Influenced by the civil rights and Black Power movements, black officers across the country formed their own police associations, separate from white-dominated organizations, which exist to this day. The Fraternal Order of Police endorsed
Donald Trump, but black police associations did not
, demonstrating that the debate over race and policing is not a simple Black Lives Matter vs. Blue Lives Matter issue.
Today, implicit bias and institutional racism infect a society that refuses to come to terms on how America's original racial sins still influence how the public -- and police officers -- perceive black people. Popular racial stereotypes that portray black people as dangerous, threatening criminals seep into the public conscience and the media, reinforcing some police officers' perceptions of black children as older and more culpable than they are, and making it more likely they will shoot black people to death. This is a problem for everyone.
Atlanta admits the role of implicit bias in the conversation. Police academy recruits in Atlanta receive training in recognizing and challenging implicit bias at the Center for Civil and Human Rights
, which Chief Shields says has allowed for candid conversations, made officers aware of their beliefs, and has been eye-opening for white officers in the majority black police force
Another participant in the conversation in Atlanta, Rev. Markel Hutchins of Movement Forward, Inc
. , believes that beyond training, at issue is what is in someone's heart.
After witnessing the tensions between the community and the police, Hutchins decided to figure out a way to bring people together and get to know each other, resulting in the OneCOP (One Congregation One Precinct) program, which connects police agencies with diverse congregations of all faiths, and creates partnerships on violence prevention, sensitivity training, community safety and other matters. "We will never bridge the divide...as long as we have this notion that police are somehow separate and distinct and apart from the rest of the community. Police officers' children go to school with everybody else's children. They go to the church and the temple with everyone else," Hutchins said.

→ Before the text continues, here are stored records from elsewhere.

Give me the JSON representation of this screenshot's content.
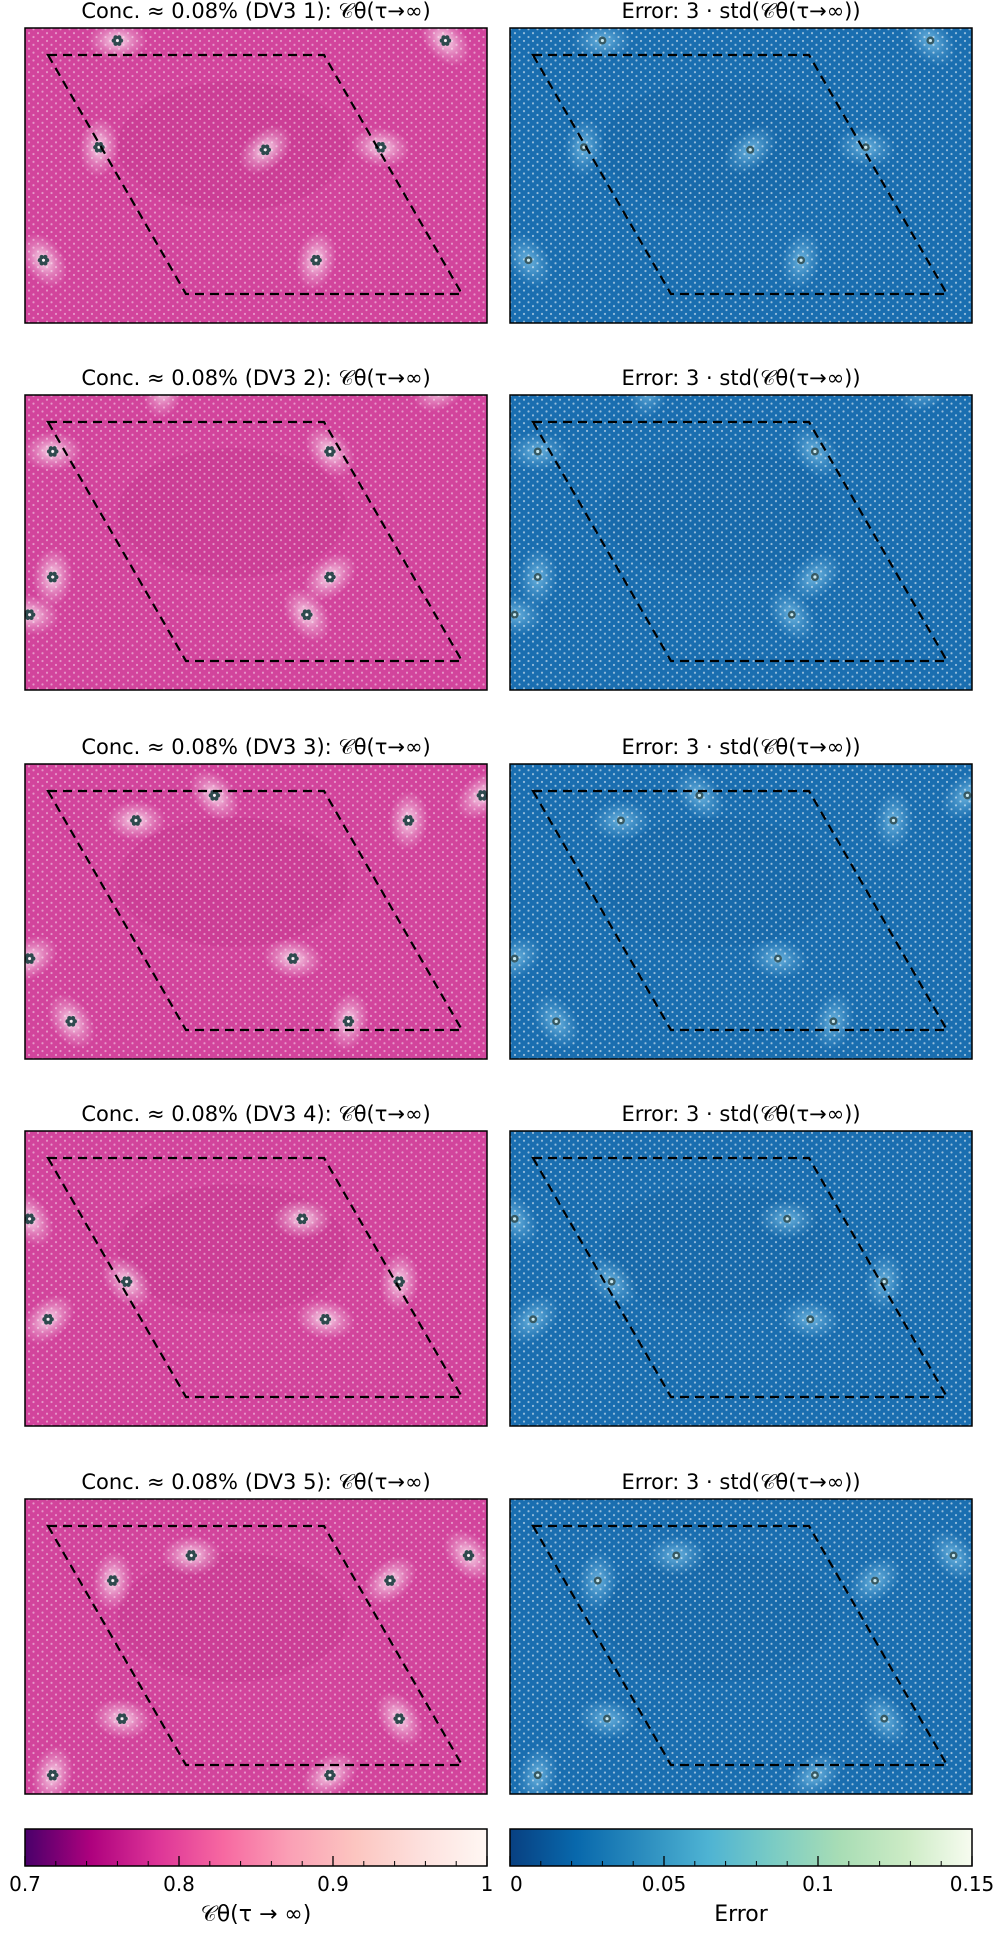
{
  "figure": {
    "rows": [
      {
        "left_title": "Conc. ≈ 0.08% (DV3 1): 𝒞θ(τ→∞)",
        "right_title": "Error: 3 · std(𝒞θ(τ→∞))"
      },
      {
        "left_title": "Conc. ≈ 0.08% (DV3 2): 𝒞θ(τ→∞)",
        "right_title": "Error: 3 · std(𝒞θ(τ→∞))"
      },
      {
        "left_title": "Conc. ≈ 0.08% (DV3 3): 𝒞θ(τ→∞)",
        "right_title": "Error: 3 · std(𝒞θ(τ→∞))"
      },
      {
        "left_title": "Conc. ≈ 0.08% (DV3 4): 𝒞θ(τ→∞)",
        "right_title": "Error: 3 · std(𝒞θ(τ→∞))"
      },
      {
        "left_title": "Conc. ≈ 0.08% (DV3 5): 𝒞θ(τ→∞)",
        "right_title": "Error: 3 · std(𝒞θ(τ→∞))"
      }
    ]
  },
  "colors": {
    "magenta_base": "#d2449c",
    "magenta_light": "#fbe0ee",
    "magenta_dark": "#b3287f",
    "blue_base": "#1a6eb0",
    "blue_light": "#6fb6e0",
    "blue_dark": "#0f5a98",
    "defect": "#2e4a4e",
    "cmap_pink": [
      "#49006a",
      "#ae017e",
      "#dd3497",
      "#f768a1",
      "#fa9fb5",
      "#fcc5c0",
      "#fde0dd",
      "#fff7f3"
    ],
    "cmap_blue": [
      "#084081",
      "#0868ac",
      "#2b8cbe",
      "#4eb3d3",
      "#7bccc4",
      "#a8ddb5",
      "#ccebc5",
      "#f7fcf0"
    ]
  },
  "chart_data": {
    "type": "heatmap",
    "panels": [
      {
        "row": 1,
        "quantity": "C_theta",
        "defects": [
          [
            2.0,
            0.1
          ],
          [
            9.1,
            0.1
          ],
          [
            1.6,
            0.95
          ],
          [
            5.2,
            0.97
          ],
          [
            7.7,
            0.95
          ],
          [
            0.4,
            1.85
          ],
          [
            6.3,
            1.85
          ]
        ]
      },
      {
        "row": 2,
        "quantity": "C_theta",
        "defects": [
          [
            0.6,
            0.45
          ],
          [
            6.6,
            0.45
          ],
          [
            0.6,
            1.45
          ],
          [
            6.6,
            1.45
          ],
          [
            0.1,
            1.75
          ],
          [
            6.1,
            1.75
          ],
          [
            3.0,
            -0.05
          ],
          [
            9.0,
            -0.05
          ]
        ]
      },
      {
        "row": 3,
        "quantity": "C_theta",
        "defects": [
          [
            2.4,
            0.45
          ],
          [
            4.1,
            0.25
          ],
          [
            8.3,
            0.45
          ],
          [
            9.9,
            0.25
          ],
          [
            5.8,
            1.55
          ],
          [
            1.0,
            2.05
          ],
          [
            7.0,
            2.05
          ],
          [
            0.1,
            1.55
          ]
        ]
      },
      {
        "row": 4,
        "quantity": "C_theta",
        "defects": [
          [
            6.0,
            0.7
          ],
          [
            2.2,
            1.2
          ],
          [
            8.1,
            1.2
          ],
          [
            0.5,
            1.5
          ],
          [
            6.5,
            1.5
          ],
          [
            0.1,
            0.7
          ]
        ]
      },
      {
        "row": 5,
        "quantity": "C_theta",
        "defects": [
          [
            3.6,
            0.45
          ],
          [
            9.6,
            0.45
          ],
          [
            1.9,
            0.65
          ],
          [
            7.9,
            0.65
          ],
          [
            2.1,
            1.75
          ],
          [
            8.1,
            1.75
          ],
          [
            0.6,
            2.2
          ],
          [
            6.6,
            2.2
          ]
        ]
      }
    ],
    "colorbars": [
      {
        "label": "𝒞θ(τ → ∞)",
        "range": [
          0.7,
          1.0
        ],
        "ticks": [
          "0.7",
          "0.8",
          "0.9",
          "1"
        ],
        "tick_values": [
          0.7,
          0.8,
          0.9,
          1.0
        ],
        "colormap": "RdPu"
      },
      {
        "label": "Error",
        "range": [
          0,
          0.15
        ],
        "ticks": [
          "0",
          "0.05",
          "0.1",
          "0.15"
        ],
        "tick_values": [
          0,
          0.05,
          0.1,
          0.15
        ],
        "colormap": "GnBu_r"
      }
    ]
  }
}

This one conversation in Atlanta is part of a much bigger one about how to change things for the better. We will also see change when, as the Movement for Black Lives
advocates, communities control the laws, policies and institutions impacting them -- and when this nation invests in education, health and safety rather than criminalizing, incarcerating and killing black people. Change will not be easy, but it is certainly possible.
This article has been updated to reflect the full name of Kenny Leon's True Colors Theatre Company.